Clearly, in giving permission on that basis Mr Bompas envisaged a possible challenge to his judgment as regards the principles on which he had exercised his discretion. That is not the nature of the appeals launched, to judge from the grounds in the appellant's notice and the skeleton arguments. All points there taken deal with the preparation for the various hearings, the conduct of the hearings, and what the appellants say is the injustice of the judge not accepting their case as to the 1995 trust deed. Nothing in the grounds of appeal or the skeleton argument deals in any way with the terms of the judgment dated 12 January 2009 or indeed even mentions the basis of that judgment. If the actual grounds of appeal had been put forward in support of an application for permission to appeal, permission would not have been granted.
Accordingly, the position is that, though judgment with an order for possession was made on 12 January 2009 and was affirmed, despite Mr Haghighat's application for review, in April 2009, he has appealed, as has Nasrin Darabadi, and has lodged extensive documents in support of his appeal, but none of them have any relevance to any possible issue that might demonstrate that the judge's order was not well founded. He has also, as I have mentioned at the outset, made a number of applications for an adjournment of the hearing of the appeals. I have no difficulty in accepting that he is in what may be described as a fragile and difficult medical state. In a sense, that was part of the deciding factors for the judge in deferring the order to settle, which is the need for care for the child. The fact that three years was allowed is something that might permit the need for possession to be given to be accommodated, notwithstanding the medical problems that Mr Haghighat has.

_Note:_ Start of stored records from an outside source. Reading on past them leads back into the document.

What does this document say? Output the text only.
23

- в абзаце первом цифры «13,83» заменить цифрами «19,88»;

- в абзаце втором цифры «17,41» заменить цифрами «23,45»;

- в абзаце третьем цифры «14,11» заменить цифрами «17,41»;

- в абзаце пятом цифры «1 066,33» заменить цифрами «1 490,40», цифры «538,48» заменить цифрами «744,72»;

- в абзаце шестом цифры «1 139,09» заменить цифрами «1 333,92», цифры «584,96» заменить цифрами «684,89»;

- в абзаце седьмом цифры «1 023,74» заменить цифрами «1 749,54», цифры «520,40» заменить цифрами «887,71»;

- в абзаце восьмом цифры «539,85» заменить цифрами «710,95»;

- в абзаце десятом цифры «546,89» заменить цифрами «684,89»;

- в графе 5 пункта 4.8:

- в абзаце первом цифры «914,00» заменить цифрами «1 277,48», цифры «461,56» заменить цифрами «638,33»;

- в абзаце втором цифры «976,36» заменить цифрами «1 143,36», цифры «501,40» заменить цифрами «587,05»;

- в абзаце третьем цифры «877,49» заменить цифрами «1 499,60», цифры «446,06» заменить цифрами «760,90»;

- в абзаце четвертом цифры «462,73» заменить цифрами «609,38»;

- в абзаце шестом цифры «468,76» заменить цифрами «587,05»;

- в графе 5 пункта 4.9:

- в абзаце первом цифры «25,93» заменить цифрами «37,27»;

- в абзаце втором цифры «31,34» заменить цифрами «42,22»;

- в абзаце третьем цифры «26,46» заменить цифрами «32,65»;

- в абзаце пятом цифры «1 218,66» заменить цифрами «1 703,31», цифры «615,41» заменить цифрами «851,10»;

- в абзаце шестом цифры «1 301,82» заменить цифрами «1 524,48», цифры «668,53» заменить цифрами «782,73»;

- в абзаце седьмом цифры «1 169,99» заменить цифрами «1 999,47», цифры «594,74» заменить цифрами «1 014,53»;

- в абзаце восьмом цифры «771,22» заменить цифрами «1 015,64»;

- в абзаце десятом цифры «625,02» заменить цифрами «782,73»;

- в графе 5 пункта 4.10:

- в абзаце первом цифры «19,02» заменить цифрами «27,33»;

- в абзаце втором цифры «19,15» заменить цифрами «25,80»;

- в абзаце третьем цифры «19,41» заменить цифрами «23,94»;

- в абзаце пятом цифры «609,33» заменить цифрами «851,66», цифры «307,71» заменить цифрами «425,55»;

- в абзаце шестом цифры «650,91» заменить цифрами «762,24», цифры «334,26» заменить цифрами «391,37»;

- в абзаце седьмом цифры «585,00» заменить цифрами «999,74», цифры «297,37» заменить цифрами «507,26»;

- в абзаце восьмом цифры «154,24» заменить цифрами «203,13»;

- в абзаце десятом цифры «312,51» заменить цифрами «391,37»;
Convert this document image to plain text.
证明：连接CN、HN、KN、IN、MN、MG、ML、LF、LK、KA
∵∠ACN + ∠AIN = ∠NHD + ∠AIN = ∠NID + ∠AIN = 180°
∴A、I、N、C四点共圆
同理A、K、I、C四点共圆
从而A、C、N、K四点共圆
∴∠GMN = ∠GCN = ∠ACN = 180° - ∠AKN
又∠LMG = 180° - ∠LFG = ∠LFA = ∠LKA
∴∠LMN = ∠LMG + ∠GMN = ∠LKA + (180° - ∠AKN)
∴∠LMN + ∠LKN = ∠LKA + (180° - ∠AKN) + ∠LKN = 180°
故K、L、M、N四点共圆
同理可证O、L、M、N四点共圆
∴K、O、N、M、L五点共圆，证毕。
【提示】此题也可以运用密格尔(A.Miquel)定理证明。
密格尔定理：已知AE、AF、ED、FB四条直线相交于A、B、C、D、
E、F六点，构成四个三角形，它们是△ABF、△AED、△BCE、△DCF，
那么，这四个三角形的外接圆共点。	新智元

The first question that we have to consider in the light of the latest communications from both the appellants is whether to adjourn the hearing yet further. In my judgment it would not be appropriate to do that. It seems to me that, whilst one can have a good deal of sympathy, particularly for Mrs Darabadi, who is having to cope with her son's extremely problematic medical state, the appeals that have been launched against the judge's order have no prospect of succeeding, and the continued subsistence of the appeals does no more than distract attention from the need to get on with complying with the order in due course and preparing for that compliance in the meantime. The three-year period will expire under the order in January 2012, so there is not a great deal more than a year to go in which such preparations have to be made. It seems to me that it would be not in the interests of any party for the determination of these appeals to be postponed for a period that, on past form and according to the implications from Mr Haghighat and his GP, could be indefinite. It would be inappropriate for any such postponement to be ordered.
For those reasons, I would refuse the application for adjournments on the part of both appellants. Turning to the substance of the appeals, I am satisfied that it is not open to either of the appellants to rely in support of the appeal on the grounds on which they do rely, all of which are points which have been dealt with in orders for which permission to appeal has been refused. In turn, there is nothing in the appeals that provides any arguable basis for challenging the judge's extremely careful and well thought out exercise of his discretion.
It follows that, in my judgment, both of the appeals ought to be dismissed.
Lord Justice Rix:
I agree. So the application for adjournment is refused and the appeals are dismissed.